Nuvaxovid was authorised for the prevention of COVID-19 in adults on 12 April 2022. This indication extension means that adolescents aged 12 years and over can now also be vaccinated.

Nuvaxovid, containing the active substance SARS-CoV-2 recombinant spike protein, is used to prevent COVID-19, which is caused by the SARS-CoV-2 virus.

The vaccine causes the immune system (the body's natural defences) to produce antibodies and specialist white blood cells that fight the virus, thereby protecting against COVID-19. For more detailed explanations of the mode of action of protein vaccines, we recommend the Swissmedic videos on vaccines.

In deciding whether to extend the indication of the medicinal product Nuvaxovid, Swissmedic took into account the assessment of the European Medicines Agency (EMA) regarding certain aspects such as the clinical data, as well as the corresponding product information.

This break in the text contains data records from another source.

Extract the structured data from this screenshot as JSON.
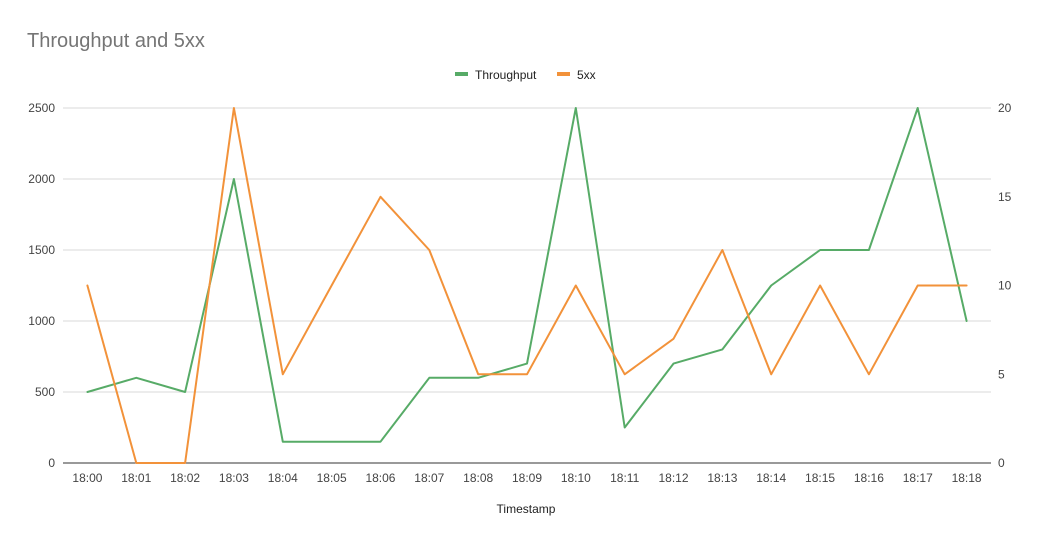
{
  "chart_data": {
    "type": "line",
    "title": "Throughput and 5xx",
    "xlabel": "Timestamp",
    "ylabel": "",
    "y2label": "",
    "categories": [
      "18:00",
      "18:01",
      "18:02",
      "18:03",
      "18:04",
      "18:05",
      "18:06",
      "18:07",
      "18:08",
      "18:09",
      "18:10",
      "18:11",
      "18:12",
      "18:13",
      "18:14",
      "18:15",
      "18:16",
      "18:17",
      "18:18"
    ],
    "ylim": [
      0,
      2500
    ],
    "yticks": [
      0,
      500,
      1000,
      1500,
      2000,
      2500
    ],
    "y2lim": [
      0,
      20
    ],
    "y2ticks": [
      0,
      5,
      10,
      15,
      20
    ],
    "grid": true,
    "legend_position": "top-center",
    "series": [
      {
        "name": "Throughput",
        "axis": "left",
        "color": "#57ab67",
        "values": [
          500,
          600,
          500,
          2000,
          150,
          150,
          150,
          600,
          600,
          700,
          2500,
          250,
          700,
          800,
          1250,
          1500,
          1500,
          2500,
          1000
        ]
      },
      {
        "name": "5xx",
        "axis": "right",
        "color": "#f2923a",
        "values": [
          10,
          0,
          0,
          20,
          5,
          10,
          15,
          12,
          5,
          5,
          10,
          5,
          7,
          12,
          5,
          10,
          5,
          10,
          10
        ]
      }
    ]
  }
}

Since the assessment of the clinical data was based on the assessment report of a foreign authority, the preconditions for a SwissPAR (Swiss Public Assessment Report) and a resulting Public Summary SwissPAR are not fully met. Swissmedic refers to the authorisation of the foreign reference authority.
(www.ema.europa.eu)

The indication extension for the medicinal product Nuvaxovid has been authorised temporarily in Switzerland (in accordance with Art. 9a of the Therapeutic Products Act) since not all results of clinical trials were available or not all clinical trials had been concluded at the time of authorisation.

The temporary authorisation is contingent on the timely submission of the data requested by Swissmedic. Once these authorisation conditions have been met, the temporary authorisation can be converted into an ordinary authorisation in the event of a positive benefit-risk assessment of the results.

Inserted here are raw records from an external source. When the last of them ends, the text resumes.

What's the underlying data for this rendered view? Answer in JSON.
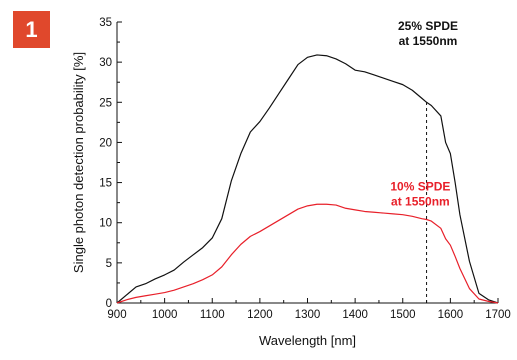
{
  "figure": {
    "badge": "1"
  },
  "chart_data": {
    "type": "line",
    "title": "",
    "xlabel": "Wavelength [nm]",
    "ylabel": "Single photon detection probability [%]",
    "xlim": [
      900,
      1700
    ],
    "ylim": [
      0,
      35
    ],
    "xticks": [
      900,
      1000,
      1100,
      1200,
      1300,
      1400,
      1500,
      1600,
      1700
    ],
    "yticks": [
      0,
      5,
      10,
      15,
      20,
      25,
      30,
      35
    ],
    "grid": false,
    "series": [
      {
        "color": "#111111",
        "x": [
          900,
          920,
          940,
          960,
          980,
          1000,
          1020,
          1040,
          1060,
          1080,
          1100,
          1120,
          1140,
          1160,
          1180,
          1200,
          1220,
          1240,
          1260,
          1280,
          1300,
          1320,
          1340,
          1360,
          1380,
          1400,
          1420,
          1440,
          1460,
          1480,
          1500,
          1520,
          1540,
          1550,
          1560,
          1580,
          1590,
          1600,
          1610,
          1620,
          1640,
          1660,
          1680,
          1700
        ],
        "y": [
          0,
          1.0,
          2.0,
          2.4,
          3.0,
          3.5,
          4.1,
          5.1,
          6.0,
          6.9,
          8.1,
          10.5,
          15.2,
          18.6,
          21.3,
          22.6,
          24.3,
          26.1,
          27.9,
          29.7,
          30.6,
          30.9,
          30.8,
          30.4,
          29.8,
          29.0,
          28.8,
          28.4,
          28.0,
          27.6,
          27.2,
          26.5,
          25.5,
          25.0,
          24.6,
          23.3,
          20.0,
          18.6,
          15.0,
          11.0,
          5.2,
          1.2,
          0.4,
          0
        ]
      },
      {
        "color": "#e8202a",
        "x": [
          900,
          920,
          940,
          960,
          980,
          1000,
          1020,
          1040,
          1060,
          1080,
          1100,
          1120,
          1140,
          1160,
          1180,
          1200,
          1220,
          1240,
          1260,
          1280,
          1300,
          1320,
          1340,
          1360,
          1380,
          1400,
          1420,
          1440,
          1460,
          1480,
          1500,
          1520,
          1540,
          1550,
          1560,
          1580,
          1590,
          1600,
          1610,
          1620,
          1640,
          1660,
          1680,
          1700
        ],
        "y": [
          0,
          0.4,
          0.7,
          0.9,
          1.1,
          1.3,
          1.6,
          2.0,
          2.4,
          2.9,
          3.5,
          4.5,
          6.0,
          7.3,
          8.3,
          8.9,
          9.6,
          10.3,
          11.0,
          11.7,
          12.1,
          12.3,
          12.3,
          12.2,
          11.8,
          11.6,
          11.4,
          11.3,
          11.2,
          11.1,
          11.0,
          10.8,
          10.5,
          10.4,
          10.2,
          9.3,
          8.0,
          7.2,
          5.8,
          4.3,
          1.8,
          0.5,
          0.2,
          0
        ]
      }
    ],
    "reference_line": {
      "x": 1550,
      "y_from": 0,
      "y_to": 25,
      "style": "dashed",
      "color": "#111111"
    },
    "annotations": [
      {
        "lines": [
          "25% SPDE",
          "at 1550nm"
        ],
        "color": "#111111",
        "x": 1553,
        "y": 34
      },
      {
        "lines": [
          "10% SPDE",
          "at 1550nm"
        ],
        "color": "#e8202a",
        "x": 1537,
        "y": 14
      }
    ]
  }
}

Further information on the medicinal product

Information for healthcare professionals:

Information for patients (package leaflet):

Healthcare professionals can answer any further questions.

 

The date of revision of this text corresponds to that of the SwissPAR. New information concerning the authorised medicinal product in question will not be incorporated into the Public Summary SwissPAR.

Swissmedic monitors medicinal products authorised in Switzerland. Swissmedic initiates the necessary action in the event of newly discovered adverse drug reactions or other safety-relevant signals.

New findings that could impair the quality, efficacy or safety of this medicinal product are recorded and published by Swissmedic. If necessary, the medicinal product information is adapted.